# Welcome Halo (Hey Low)



## Cricket (Sep 1, 2005)

Looks like Hey Zues will be very happy after quarantine!!! Halo and Hey Zues are eyeing eachother from a safe distance! Halo had her pooped checked today and has the usual case of pigeon coccidia, but that is all. She is very fine and healthy and quite the pretty lady. Hey Zues sure thinks so... Thank you Lovebirds (Renee) for hooking us up with this lost little piggy! She will be very loved here! Hope the photos come out! enjoy!


----------



## Skyeking (Jan 17, 2003)

*Hi Halo!*

Hi Cricket,

Halo is quite a lovely bird, I can see why Hey Zues is interested, and vice-versa, as he is not a bad looker either!  

Thank you for giving her a home, and thanks to Lovebirds for all her efforts in finding her a good home!


----------



## Lovebirds (Sep 6, 2002)

Cricket said:


> Looks like Hey Zues will be very happy after quarantine!!! Halo and Hey Zues are eyeing eachother from a safe distance! Halo had her pooped checked today and has the usual case of pigeon coccidia, but that is all. She is very fine and healthy and quite the pretty lady. Hey Zues sure thinks so... Thank you Lovebirds (Renee) for hooking us up with this lost little piggy! She will be very loved here! Hope the photos come out! enjoy!

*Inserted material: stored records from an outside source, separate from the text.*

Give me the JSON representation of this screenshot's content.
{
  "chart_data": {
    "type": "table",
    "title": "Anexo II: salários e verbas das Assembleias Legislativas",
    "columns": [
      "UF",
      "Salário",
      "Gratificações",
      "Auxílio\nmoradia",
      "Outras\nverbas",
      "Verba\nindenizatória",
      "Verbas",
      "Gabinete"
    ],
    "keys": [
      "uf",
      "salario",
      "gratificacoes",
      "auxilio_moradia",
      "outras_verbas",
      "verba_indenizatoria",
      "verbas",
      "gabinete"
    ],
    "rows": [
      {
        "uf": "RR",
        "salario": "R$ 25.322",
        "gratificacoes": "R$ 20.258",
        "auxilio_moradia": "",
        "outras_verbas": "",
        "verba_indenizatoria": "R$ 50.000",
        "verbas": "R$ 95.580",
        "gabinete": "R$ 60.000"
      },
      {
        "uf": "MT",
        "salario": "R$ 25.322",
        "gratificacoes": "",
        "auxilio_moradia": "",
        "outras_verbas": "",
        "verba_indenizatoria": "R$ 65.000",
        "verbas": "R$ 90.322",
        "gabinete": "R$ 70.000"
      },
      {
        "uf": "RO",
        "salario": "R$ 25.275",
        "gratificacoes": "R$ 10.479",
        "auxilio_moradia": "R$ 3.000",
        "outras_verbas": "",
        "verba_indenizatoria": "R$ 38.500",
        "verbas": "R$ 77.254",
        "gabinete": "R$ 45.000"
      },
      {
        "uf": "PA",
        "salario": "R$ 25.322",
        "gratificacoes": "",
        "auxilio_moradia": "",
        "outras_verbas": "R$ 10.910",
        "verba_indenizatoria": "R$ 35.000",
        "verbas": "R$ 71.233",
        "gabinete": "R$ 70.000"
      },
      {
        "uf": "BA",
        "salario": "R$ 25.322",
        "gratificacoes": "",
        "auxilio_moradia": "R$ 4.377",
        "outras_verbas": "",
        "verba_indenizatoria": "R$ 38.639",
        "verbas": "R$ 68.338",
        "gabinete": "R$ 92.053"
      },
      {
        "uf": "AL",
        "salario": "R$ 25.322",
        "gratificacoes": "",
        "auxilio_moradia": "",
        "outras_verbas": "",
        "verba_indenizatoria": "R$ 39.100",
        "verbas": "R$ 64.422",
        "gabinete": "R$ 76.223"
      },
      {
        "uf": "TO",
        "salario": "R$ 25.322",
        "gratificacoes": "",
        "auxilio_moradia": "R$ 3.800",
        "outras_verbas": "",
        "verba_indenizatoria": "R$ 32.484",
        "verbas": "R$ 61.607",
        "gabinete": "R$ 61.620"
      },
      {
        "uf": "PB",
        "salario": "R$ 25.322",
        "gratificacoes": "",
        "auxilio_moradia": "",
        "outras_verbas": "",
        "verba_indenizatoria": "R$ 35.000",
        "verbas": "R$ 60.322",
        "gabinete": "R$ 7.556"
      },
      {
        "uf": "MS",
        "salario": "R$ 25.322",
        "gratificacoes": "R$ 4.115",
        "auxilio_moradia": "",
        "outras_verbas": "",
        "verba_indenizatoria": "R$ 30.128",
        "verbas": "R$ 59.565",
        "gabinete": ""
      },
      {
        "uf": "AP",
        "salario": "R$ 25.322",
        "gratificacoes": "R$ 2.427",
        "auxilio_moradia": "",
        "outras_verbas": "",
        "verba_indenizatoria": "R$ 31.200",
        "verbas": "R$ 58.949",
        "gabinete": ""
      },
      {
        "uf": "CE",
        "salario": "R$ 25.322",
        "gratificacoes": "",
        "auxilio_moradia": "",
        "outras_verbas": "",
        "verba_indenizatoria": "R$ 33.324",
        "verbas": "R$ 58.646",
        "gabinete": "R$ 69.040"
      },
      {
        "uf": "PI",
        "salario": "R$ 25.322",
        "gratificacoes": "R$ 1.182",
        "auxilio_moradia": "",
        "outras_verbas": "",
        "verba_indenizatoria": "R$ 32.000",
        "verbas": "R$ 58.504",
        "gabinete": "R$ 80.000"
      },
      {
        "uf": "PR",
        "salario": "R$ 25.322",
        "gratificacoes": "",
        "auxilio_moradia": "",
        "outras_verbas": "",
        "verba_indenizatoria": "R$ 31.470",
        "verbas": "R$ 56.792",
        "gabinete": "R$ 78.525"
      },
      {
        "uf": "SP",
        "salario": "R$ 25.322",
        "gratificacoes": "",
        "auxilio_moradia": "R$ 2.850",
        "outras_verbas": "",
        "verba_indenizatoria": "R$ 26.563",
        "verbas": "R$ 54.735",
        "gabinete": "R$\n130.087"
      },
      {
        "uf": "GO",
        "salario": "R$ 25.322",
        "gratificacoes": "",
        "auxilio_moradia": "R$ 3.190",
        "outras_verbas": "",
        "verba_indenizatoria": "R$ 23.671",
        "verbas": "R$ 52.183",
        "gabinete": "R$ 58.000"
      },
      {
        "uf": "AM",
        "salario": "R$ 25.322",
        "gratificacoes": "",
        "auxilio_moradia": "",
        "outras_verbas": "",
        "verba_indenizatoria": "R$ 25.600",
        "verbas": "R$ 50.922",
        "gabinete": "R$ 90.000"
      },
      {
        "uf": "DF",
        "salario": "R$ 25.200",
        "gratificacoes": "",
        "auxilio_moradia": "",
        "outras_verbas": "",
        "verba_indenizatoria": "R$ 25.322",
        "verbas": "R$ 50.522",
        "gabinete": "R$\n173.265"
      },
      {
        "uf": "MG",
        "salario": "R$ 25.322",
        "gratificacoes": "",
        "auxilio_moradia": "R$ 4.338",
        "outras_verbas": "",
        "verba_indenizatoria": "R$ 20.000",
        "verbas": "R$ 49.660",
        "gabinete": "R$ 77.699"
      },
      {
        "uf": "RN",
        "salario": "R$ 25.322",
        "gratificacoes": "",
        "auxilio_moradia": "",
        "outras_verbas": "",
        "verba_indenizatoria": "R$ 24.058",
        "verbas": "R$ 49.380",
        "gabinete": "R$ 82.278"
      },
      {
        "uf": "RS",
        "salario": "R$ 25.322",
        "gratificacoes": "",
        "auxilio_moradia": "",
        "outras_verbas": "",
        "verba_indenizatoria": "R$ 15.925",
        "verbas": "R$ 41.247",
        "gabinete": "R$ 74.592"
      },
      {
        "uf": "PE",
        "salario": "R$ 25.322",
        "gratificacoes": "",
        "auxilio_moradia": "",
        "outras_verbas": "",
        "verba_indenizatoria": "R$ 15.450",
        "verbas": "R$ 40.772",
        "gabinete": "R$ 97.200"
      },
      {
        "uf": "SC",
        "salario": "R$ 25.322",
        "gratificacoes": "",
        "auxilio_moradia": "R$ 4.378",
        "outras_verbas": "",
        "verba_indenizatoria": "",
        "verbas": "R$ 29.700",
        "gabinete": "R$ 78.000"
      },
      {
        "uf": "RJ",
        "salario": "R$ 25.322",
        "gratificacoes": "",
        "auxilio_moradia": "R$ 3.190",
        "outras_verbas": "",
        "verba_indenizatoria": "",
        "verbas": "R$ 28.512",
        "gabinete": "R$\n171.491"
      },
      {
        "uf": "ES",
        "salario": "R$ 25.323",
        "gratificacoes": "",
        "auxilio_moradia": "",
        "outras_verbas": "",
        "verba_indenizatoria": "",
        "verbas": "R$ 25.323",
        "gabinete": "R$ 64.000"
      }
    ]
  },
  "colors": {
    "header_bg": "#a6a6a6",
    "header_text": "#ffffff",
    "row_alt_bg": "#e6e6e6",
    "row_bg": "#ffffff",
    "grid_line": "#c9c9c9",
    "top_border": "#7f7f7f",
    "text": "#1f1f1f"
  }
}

what a pretty one. I"m so glad you got her and it sounds like she's good and healthy. Enjoy her. I was glad to help out.


----------



## Maggie-NC (Jun 22, 2005)

Cricket, Halo is quite the looker. Hey Zues will be a happy lad when they get together. Do you think Hey Jude will be jealous?

I love the name - if you get many more it will be interesting to see the names you come up with to carry on the "Hey" line.

Thanks.


----------



## Cricket (Sep 1, 2005)

Hey Renee, I am still looking for another female!!! Hey Jude will be the third wheel, so to speak. So please keep your eyes open for another pigeon in need! Of course, any male is also welcome. My loft is OPEN!!! Thanks again! so very much! I'm in a constant giggle over our latest addition. I can't wait to put her in with the boyz! What happened with the New York pigeons?


----------



## Cricket (Sep 1, 2005)

Yes Maggie!! Hey Jude needs someone too! That is why I need to find another young lady! Halo (Hey low) is a great name for her too! It suits her white head. I will need more "Hey" suggestions at some point... Hey you, Hey Seed, Hey ___? I'm open for ideas! Bring 'em on!


----------



## Lovebirds (Sep 6, 2002)

They were taken to a rehabber somewhere to finish being raised then I'm sure they will release them. I will "FOR SURE" keep you in mind as birds are coming in WAY faster than we can keep up with...........


----------



## Reti (Jul 20, 2003)

Oh, what a cutie. No wonder Hey Zeus likes her. She looks so sweet and gentle.

Reti


----------



## mr squeaks (Apr 14, 2005)

Hey there, Cricket!!  

GREAT NAMES for BEAUTIFUL BIRDS!

When you receive another one, just let us know if you want some name help...I'm SURE we could all come up with some GOODIES!!  

Hey Diddle Diddle


----------



## Maggie-NC (Jun 22, 2005)

Shi, that is soooooo cute - hey diddle diddle. Tickles my funny bone.


----------